BERKELEY, CA–Telling the whole damn world, this is Bear Territory, isn’t easy. In fact, it’s hard work, and you better mean it when you say it.

Coach Charmin Smith said it Friday night, and it meant something.

After 12 consecutive losses to Stanford and 31 losses in the last 35 meetings spanning more than a decade, something needed to be said, and more importantly, something needed to be done. Again, Smith demanded, and her Bears delivered an 83-63 win, the first for Smith over the school she attended.

“I’d be lying if I tried to downplay it… I don’t care. I’m happy we beat Stanford, and I’m going to act like it,” Smith declared.

Smith, who has been an assistant coach and now head coach at Cal over a period spanning 18 years, hasn’t enjoyed any success competing against Stanford.
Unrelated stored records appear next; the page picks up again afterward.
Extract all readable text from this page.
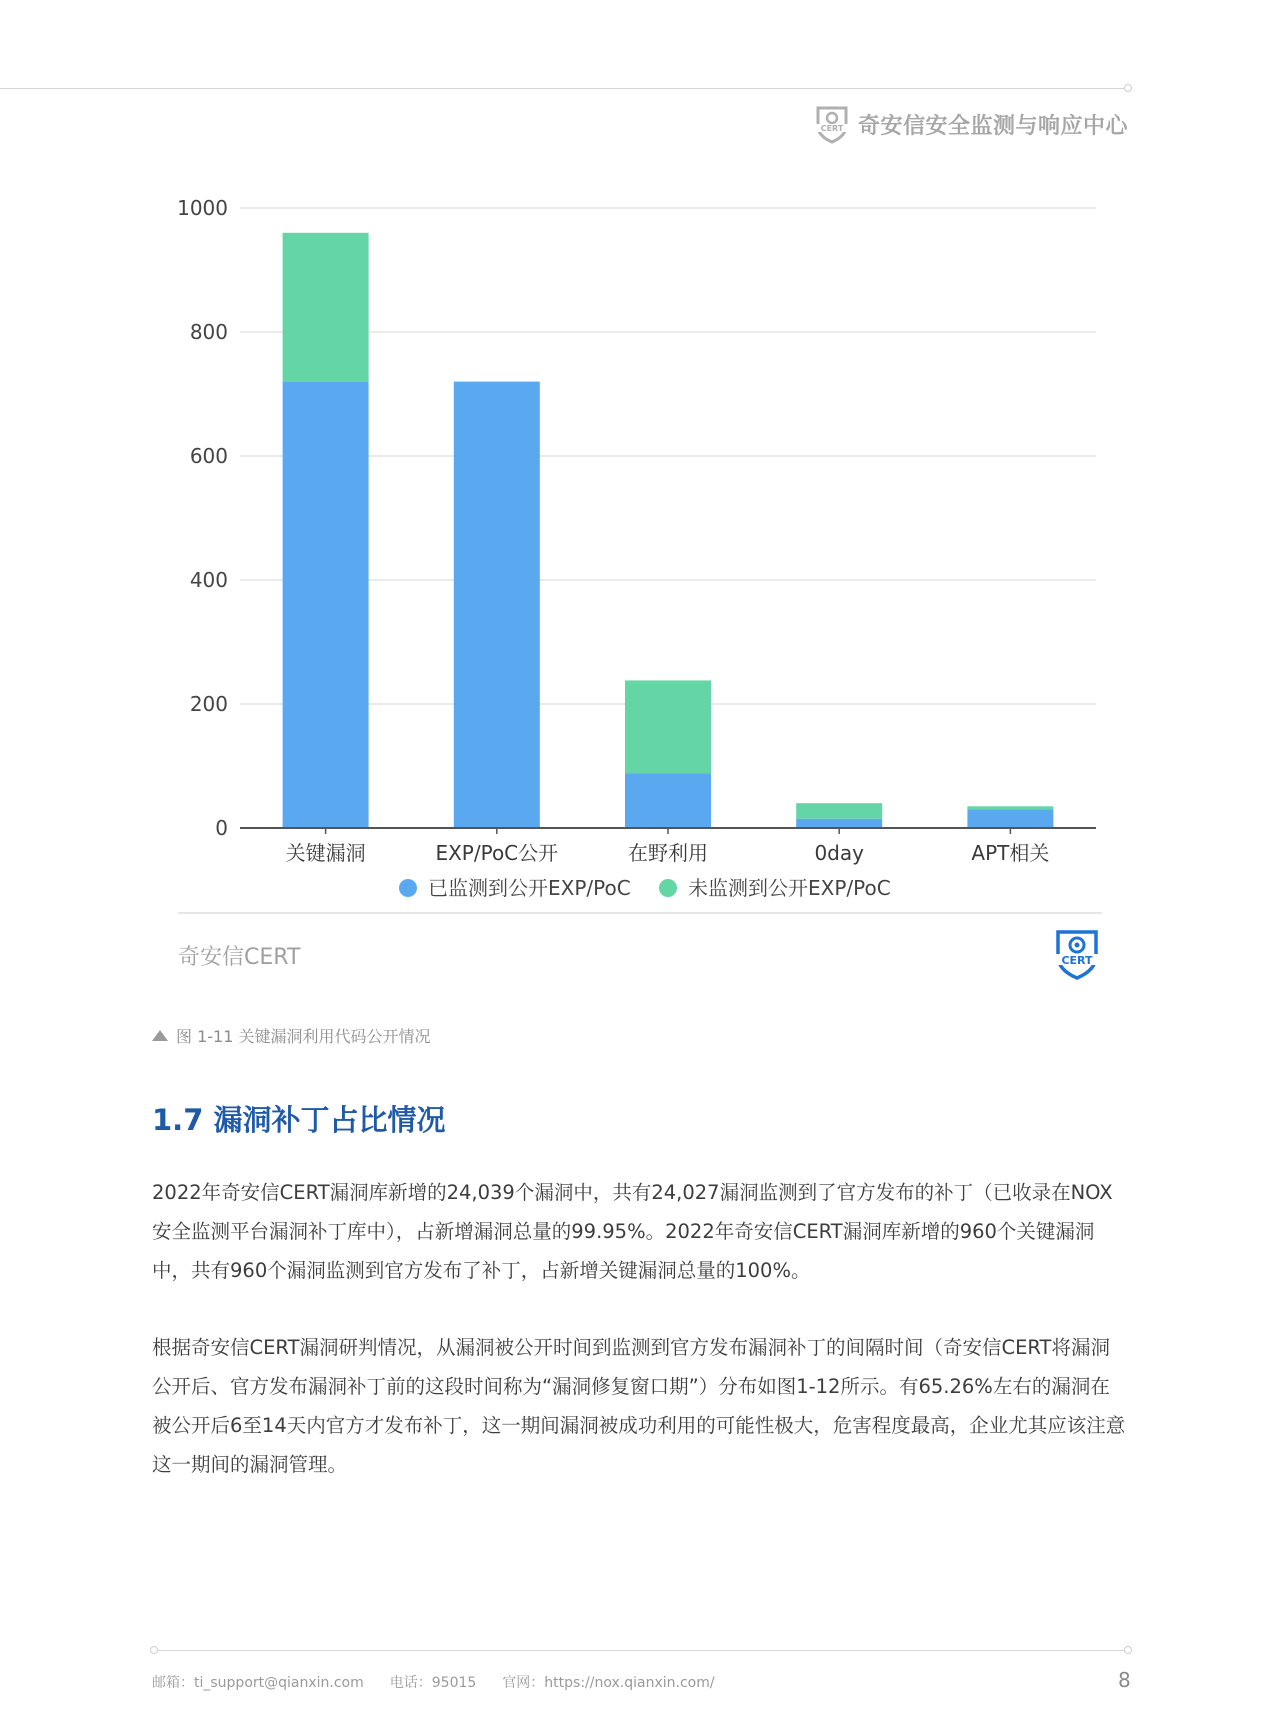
CERT 奇安信安全监测与响应中心
0
200
400
600
800
1000
关键漏洞	EXP/PoC公开	在野利用	0day	APT相关
已监测到公开EXP/PoC	未监测到公开EXP/PoC
奇安信CERT	CERT
图 1-11 关键漏洞利用代码公开情况
1.7 漏洞补丁占比情况
2022年奇安信CERT漏洞库新增的24,039个漏洞中，共有24,027漏洞监测到了官方发布的补丁（已收录在NOX安全监测平台漏洞补丁库中），占新增漏洞总量的99.95%。2022年奇安信CERT漏洞库新增的960个关键漏洞中，共有960个漏洞监测到官方发布了补丁，占新增关键漏洞总量的100%。
根据奇安信CERT漏洞研判情况，从漏洞被公开时间到监测到官方发布漏洞补丁的间隔时间（奇安信CERT将漏洞公开后、官方发布漏洞补丁前的这段时间称为“漏洞修复窗口期”）分布如图1-12所示。有65.26%左右的漏洞在被公开后6至14天内官方才发布补丁，这一期间漏洞被成功利用的可能性极大，危害程度最高，企业尤其应该注意这一期间的漏洞管理。
邮箱：ti_support@qianxin.com 电话：95015 官网：https://nox.qianxin.com/	8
She was 0-11 against legendary Tara VanDerveer with a number of those defeats by lopsided margins. Friday, coaching against former teammate Kate Paye, Smith, and her team broke through, winning by 20 for the first time since February 1982.

This time, it wasn’t close, and it wasn’t competitive after halftime.
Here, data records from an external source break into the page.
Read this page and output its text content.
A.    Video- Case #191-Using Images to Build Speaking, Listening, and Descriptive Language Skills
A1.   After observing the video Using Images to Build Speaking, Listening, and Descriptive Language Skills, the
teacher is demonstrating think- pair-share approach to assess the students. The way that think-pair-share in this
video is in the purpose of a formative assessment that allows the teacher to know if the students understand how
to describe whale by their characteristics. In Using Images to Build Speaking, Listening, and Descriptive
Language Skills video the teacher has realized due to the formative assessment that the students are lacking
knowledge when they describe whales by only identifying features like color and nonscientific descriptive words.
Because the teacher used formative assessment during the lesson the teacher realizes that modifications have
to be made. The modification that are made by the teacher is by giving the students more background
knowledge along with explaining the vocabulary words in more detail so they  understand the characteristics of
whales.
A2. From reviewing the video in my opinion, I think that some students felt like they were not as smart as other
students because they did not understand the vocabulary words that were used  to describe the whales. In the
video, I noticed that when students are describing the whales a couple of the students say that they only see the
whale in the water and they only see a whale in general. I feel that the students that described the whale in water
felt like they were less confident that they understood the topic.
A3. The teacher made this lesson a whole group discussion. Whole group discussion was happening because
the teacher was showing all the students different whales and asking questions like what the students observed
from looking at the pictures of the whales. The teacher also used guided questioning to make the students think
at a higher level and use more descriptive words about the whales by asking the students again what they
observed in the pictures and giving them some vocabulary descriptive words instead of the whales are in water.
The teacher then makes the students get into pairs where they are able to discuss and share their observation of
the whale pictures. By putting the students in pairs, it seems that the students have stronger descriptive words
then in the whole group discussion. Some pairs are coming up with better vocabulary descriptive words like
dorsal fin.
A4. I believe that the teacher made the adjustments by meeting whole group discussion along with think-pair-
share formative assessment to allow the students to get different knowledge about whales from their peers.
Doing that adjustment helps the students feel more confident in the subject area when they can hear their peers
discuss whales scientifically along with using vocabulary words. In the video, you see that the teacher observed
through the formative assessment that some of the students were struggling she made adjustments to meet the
The Bears survived a cold-shooting first half by both teams with a 33-24 lead. But they caught fire in the third, burying eight 3-pointers to expand their lead to 23. The school record for made threes came crashing down in the fourth quarter as Cal finished with 18.
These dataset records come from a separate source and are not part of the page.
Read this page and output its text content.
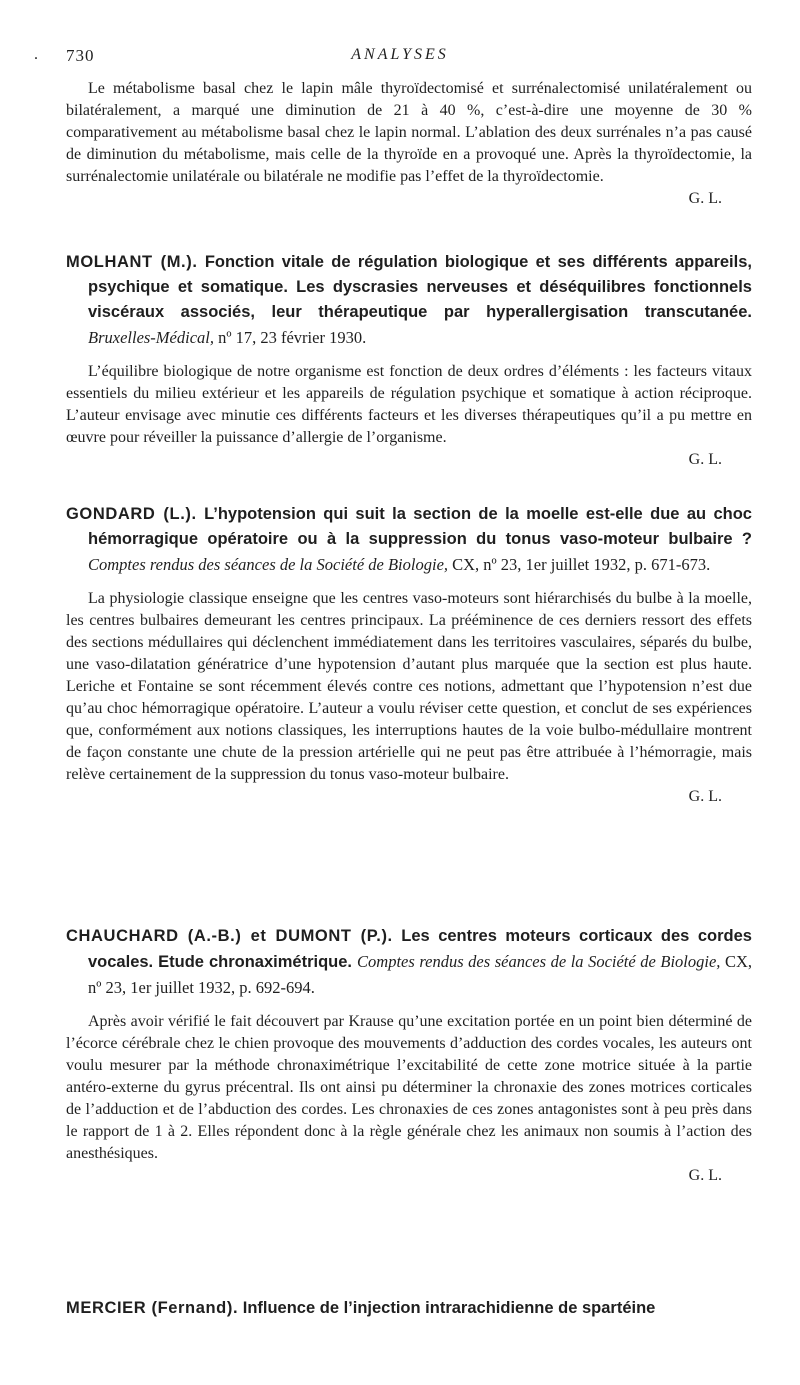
. 730	ANALYSES

Le métabolisme basal chez le lapin mâle thyroïdectomisé et surrénalectomisé unilatéralement ou bilatéralement, a marqué une diminution de 21 à 40 %, c’est-à-dire une moyenne de 30 % comparativement au métabolisme basal chez le lapin normal. L’ablation des deux surrénales n’a pas causé de diminution du métabolisme, mais celle de la thyroïde en a provoqué une. Après la thyroïdectomie, la surrénalectomie unilatérale ou bilatérale ne modifie pas l’effet de la thyroïdectomie.

G. L.

MOLHANT (M.). Fonction vitale de régulation biologique et ses différents appareils, psychique et somatique. Les dyscrasies nerveuses et déséquilibres fonctionnels viscéraux associés, leur thérapeutique par hyperallergisation transcutanée. Bruxelles-Médical, nº 17, 23 février 1930.

L’équilibre biologique de notre organisme est fonction de deux ordres d’éléments : les facteurs vitaux essentiels du milieu extérieur et les appareils de régulation psychique et somatique à action réciproque. L’auteur envisage avec minutie ces différents facteurs et les diverses thérapeutiques qu’il a pu mettre en œuvre pour réveiller la puissance d’allergie de l’organisme.

G. L.

GONDARD (L.). L’hypotension qui suit la section de la moelle est-elle due au choc hémorragique opératoire ou à la suppression du tonus vaso-moteur bulbaire ? Comptes rendus des séances de la Société de Biologie, CX, nº 23, 1er juillet 1932, p. 671-673.

La physiologie classique enseigne que les centres vaso-moteurs sont hiérarchisés du bulbe à la moelle, les centres bulbaires demeurant les centres principaux. La prééminence de ces derniers ressort des effets des sections médullaires qui déclenchent immédiatement dans les territoires vasculaires, séparés du bulbe, une vaso-dilatation génératrice d’une hypotension d’autant plus marquée que la section est plus haute. Leriche et Fontaine se sont récemment élevés contre ces notions, admettant que l’hypotension n’est due qu’au choc hémorragique opératoire. L’auteur a voulu réviser cette question, et conclut de ses expériences que, conformément aux notions classiques, les interruptions hautes de la voie bulbo-médullaire montrent de façon constante une chute de la pression artérielle qui ne peut pas être attribuée à l’hémorragie, mais relève certainement de la suppression du tonus vaso-moteur bulbaire.

G. L.

CHAUCHARD (A.-B.) et DUMONT (P.). Les centres moteurs corticaux des cordes vocales. Etude chronaximétrique. Comptes rendus des séances de la Société de Biologie, CX, nº 23, 1er juillet 1932, p. 692-694.

Après avoir vérifié le fait découvert par Krause qu’une excitation portée en un point bien déterminé de l’écorce cérébrale chez le chien provoque des mouvements d’adduction des cordes vocales, les auteurs ont voulu mesurer par la méthode chronaximétrique l’excitabilité de cette zone motrice située à la partie antéro-externe du gyrus précentral. Ils ont ainsi pu déterminer la chronaxie des zones motrices corticales de l’adduction et de l’abduction des cordes. Les chronaxies de ces zones antagonistes sont à peu près dans le rapport de 1 à 2. Elles répondent donc à la règle générale chez les animaux non soumis à l’action des anesthésiques.

G. L.

MERCIER (Fernand). Influence de l’injection intrarachidienne de spartéine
Lulu Twidale and Ioanna Krimili both scored 20 points, and Marta Suarez was one better with 21. Suarez capped off the third quarter with a buzzer-beating three that extended Cal’s lead to 63-40.

“The rim got real big for them,” Paye said.

“I think they flat-out wanted it more. We were out-coached, I thought we were outplayed. You saw a Cal team that was highly motivated, and they played extremely hard. They rebounded the ball well. They were very aggressive on defense.”

Nunu Agara, Stanford’s leading scorer, missed eight of her 12 shots from the floor and finished with 13. Brooke Demetre led Stanford with 18. The Cardinal were 14 of 43 shooing through the first three quarters.

The first-ever ACC conference game for both teams portended a new reality between the two rivals, now in the absence of VanDerveer, who coached Stanford since 1986. The Bears have improved immensely while Stanford is starting over. Both teams came in just outside the national Top 25 among the highest vote getters. Now Cal, riding an impressive 10-1 start to the season, should enter the polls on Monday if they can continue winning against Austin Peay on Sunday.